It almost always is a significant warning signal when earnings season is upon us and the trading pattern of your stock inexplicably changes. You can always tell that something is different. If what you think should be happening is not being confirmed in the price of the stock, you get a bad feeling in your gut. But you say to yourself, lets wait for earnings, all will be better then. But almost always, it is earnings that will not meet consensus estimates that is the problem. The problem is the insiders already know and are dumping the stock in advance of the report because they "know" there will be disappointment. We all just experienced this with BR. It all started at $45.00, look at the chart.

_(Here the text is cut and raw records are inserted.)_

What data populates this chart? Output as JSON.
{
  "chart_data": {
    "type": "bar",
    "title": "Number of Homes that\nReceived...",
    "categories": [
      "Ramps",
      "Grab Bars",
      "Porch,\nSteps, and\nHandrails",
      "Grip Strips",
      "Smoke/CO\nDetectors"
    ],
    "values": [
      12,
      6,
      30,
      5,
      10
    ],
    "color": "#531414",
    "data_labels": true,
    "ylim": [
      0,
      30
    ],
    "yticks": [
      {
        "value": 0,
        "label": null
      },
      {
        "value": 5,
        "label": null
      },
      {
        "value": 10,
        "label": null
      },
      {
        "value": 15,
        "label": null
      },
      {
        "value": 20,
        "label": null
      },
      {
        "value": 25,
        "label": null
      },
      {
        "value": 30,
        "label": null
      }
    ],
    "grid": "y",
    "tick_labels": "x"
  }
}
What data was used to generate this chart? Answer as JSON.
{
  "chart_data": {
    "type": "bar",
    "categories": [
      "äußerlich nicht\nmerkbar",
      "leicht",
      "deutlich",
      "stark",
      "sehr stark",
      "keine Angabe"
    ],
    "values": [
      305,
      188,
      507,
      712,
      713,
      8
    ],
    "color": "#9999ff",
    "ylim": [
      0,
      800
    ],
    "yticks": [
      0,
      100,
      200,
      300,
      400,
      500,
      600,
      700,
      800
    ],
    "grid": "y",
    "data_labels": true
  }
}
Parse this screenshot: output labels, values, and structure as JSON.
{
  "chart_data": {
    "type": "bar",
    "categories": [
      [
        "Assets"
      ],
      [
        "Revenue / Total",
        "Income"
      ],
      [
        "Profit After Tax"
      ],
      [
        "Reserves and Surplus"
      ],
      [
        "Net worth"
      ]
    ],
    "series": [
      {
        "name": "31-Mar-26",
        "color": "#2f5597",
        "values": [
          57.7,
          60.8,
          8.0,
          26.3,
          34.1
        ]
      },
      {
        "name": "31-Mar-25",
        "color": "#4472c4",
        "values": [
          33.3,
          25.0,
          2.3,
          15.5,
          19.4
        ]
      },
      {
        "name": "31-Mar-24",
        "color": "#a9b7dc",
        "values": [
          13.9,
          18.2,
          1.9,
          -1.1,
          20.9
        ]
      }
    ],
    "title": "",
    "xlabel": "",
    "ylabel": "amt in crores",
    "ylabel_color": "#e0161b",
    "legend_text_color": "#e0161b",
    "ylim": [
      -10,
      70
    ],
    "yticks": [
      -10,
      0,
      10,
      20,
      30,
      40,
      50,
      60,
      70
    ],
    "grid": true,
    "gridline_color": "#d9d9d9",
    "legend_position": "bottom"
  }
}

It does appear to me that Bobby Shackouls and his management team are taking an ultraconservative approach to running the company to the point that they are willing to let gas and oil production languish rather than spend money to try and boost it. Which means that they are probably trying to put together a string of improving quarterly numbers as a prelude to selling the company. The writing appears to be firmly on the wall. I hope I am correct and that it happens sooner rather than later for the sake of all us longs. On the other hand, Bobby Shackouls might just be inept at running BR in this day and age and it is time for a BOD press release to the effect "The BOD of BR met with Bobby Shackouls and discussed the situation at the company and unanimously decided it was time for a change." "Bobby has left the company to spend more time with his family and enjoy his ranch." "He will be replaced by.........."
first i thought the insider sales were pretty tame back when the stock was 41 and 44 so i did not have problems with that. it was public anyway.
i do have a PROBLEM with the reported average price for the natural gas for the quarter. the earnings press release states the average price for the 2Q00 ng was $2.44. ok let's do some simple math based on br's own public documents and the price open market ng in 2Q00. br's annual report states exactly the amount of ng hedged in 2000 at a price of $2.43. we know from many statements from company people that about 900 mcf per day of br's ng production was hedged, which is a little less than 50% (i think the daily production rate was 1,900 mcf (someone correct me if wrong) of the daily production on ng. to sort of support this a presentation on br's website to banc of america analysts meeting on june 22, 2000, states that the hedge number is 886 mcf at $2.53/mcf (i think that is right, but i am doing this from memory).
we know the price during 2Q00 was between $3 and $4+, so how could half the ng production plus the hedged ng production average price be only $2.44 average? i was very surprised no analyst asked about the average price of ng. if we are being told the true story on hedges, then something seems wrong with the $2.44 ng price. can anybody figure this out or does anyone already know the answer?
also the conf. call was weak. i cannot believe that we just heard about a 7% production curtailment during 2Q00 due to unscheduled downtime (read problems). hey management, the reason so many analysts asked you on the conf. call about "anymore surprises" is due to the surprises you dumped out today. br management must learn to be more transparent during the quarter. the next to last statement and question was good. the analyst told them what was not going right and asked whether bobby was planning to sell the company. i hope the company is in play. last year i heard that texaco was interested. br has a lot of ng that they don't seem to be able to get out at today's prices.
consider the difference between the Merc gas location and BR's production locations. This basis may explain part of the difference - also is Canada gas the same price as US gas? Also do they not have gas in the North Sea that may be priced differently. I do not understand when they quote $/mcf and if that is the same as $/mmbtu? Seems like they are the same only if BR's gas is exactly 1 mmbtu per mcf.